7 minutes after the restart, Torsteinbø hits a free kick over from 25 yards and we can breathe again. As it turns out we can only breathe comfortably for 3 minutes, because then Jajic cracks off a shot from 20 yards that has power but no accuracy. It flies wide. I take this opportunity to bring on Erik Hoffman for his debut. I can’t afford to rest my “good” players so I take off Pärsson, another former pub-teamer, for a well deserved break.
Extra time half time comes and goes quickly, and Hammarby’s Rômulo then tests my ability to resist soiling myself by first heading just over from a Solheim cross, before swinging a cross of his own in for Lidberg, whose powerless header is caught by The Hammer.
The referee blows for the end of extra time and I celebrate with a subtle fist pump. I’m secretly delighted. This is probably the best scenario we could have hoped for. We have defended admirably today, with Henningsson picking up the player of the match award as the pick of the back line. But everyone’s done their part. Admittedly we only had that 1 shot in the entire 120 minutes, but now we’ll have at least 3 or 4 from the penalty spot and we just have to score more than Hammarby.
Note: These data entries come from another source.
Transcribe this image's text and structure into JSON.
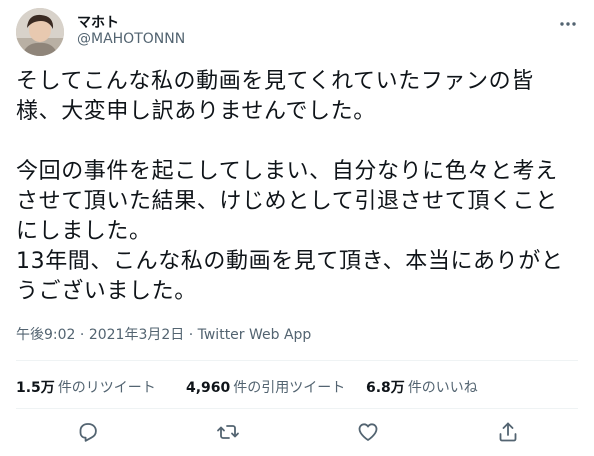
{
  "user": {
    "display_name": "マホト",
    "handle": "@MAHOTONNN"
  },
  "tweet": {
    "lines": [
      "そしてこんな私の動画を見てくれていたファンの皆",
      "様、大変申し訳ありませんでした。",
      "",
      "今回の事件を起こしてしまい、自分なりに色々と考え",
      "させて頂いた結果、けじめとして引退させて頂くこと",
      "にしました。",
      "13年間、こんな私の動画を見て頂き、本当にありがと",
      "うございました。"
    ],
    "time": "午後9:02",
    "separator": "·",
    "date": "2021年3月2日",
    "source": "Twitter Web App"
  },
  "stats": {
    "retweets": {
      "count": "1.5万",
      "label": "件のリツイート"
    },
    "quotes": {
      "count": "4,960",
      "label": "件の引用ツイート"
    },
    "likes": {
      "count": "6.8万",
      "label": "件のいいね"
    }
  },
  "icons": {
    "more": "more-icon",
    "reply": "reply-icon",
    "retweet": "retweet-icon",
    "like": "like-icon",
    "share": "share-icon"
  },
  "colors": {
    "text": "#0f1419",
    "secondary": "#536471",
    "divider": "#eff3f4"
  }
}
Both teams score their first penalty: Silverholt for Hammarby, Joakim for us. Torsteinbø puts Hammarby back in front, and then with thudding inevitability, young striker Lago’s effort is saved by Tim Markström. I let out an audible groan. I don’t mean to, it just happens. “Don’t let this all have been for nothing” I think desperately, “Our valiant defending, the fact that I’ve knackered our first team by playing them mid-week for 120 minutes and possibly injured 2 of them”.
From then on we match Hammarby: Solheim scores, Hoffman scores, Lidburg scores, Grannum scores. It’s 4-3 and Hammarby win if they score their 5th penalty. Dusan Jajic steps up, picks his spot… SAVED BY THE HAMMER! We can level the scores here. VILAS NILSSON SCORES! 4-4 after 5 penalties each, and we go to sudden death.
Rômulo…Scores for Hammarby
Malm…Scores for Höllviken
Magyar…HITS THE BAR! Hammarby have slipped and given us our chance.
Burnniku steps up to win the match for Höllviken…AND SCORES! Cue the pandemonium from the travelling fans! The players run over to the corner full of Höllviken fans, some diving into the crowd as others just applaud and celebrate. I walk behind them, smiling from ear to ear but holding back. Taking my time. I’ll applaud the fans, and I’ll pat the players on the back, but they deserve the chance to celebrate together. This is their win.
We’ve done it. You’ve done it. You beautiful bastards. This is a landmark day. This is a show of intention. This is not a team that will go gentle into that good night. These aren’t wishy washy prima donnas, happy to sit back and fade into the fourth tier, playing only to pick up a paycheque. These are men who will tie the laces on their worn black boots and fight for their honour. If we only have 7 shots in these 7 games and we stay up, then that’s what we’ll do. We will find the win in a no-win situation. We’ll play the worst football this league’s ever seen if it means we can grind out the results. This is my army. And I am Tony Pulis. I am David Moyes. I am Sam Allardyce.
I am Franjo: Enemy of Football. And I couldn’t give less of a shit.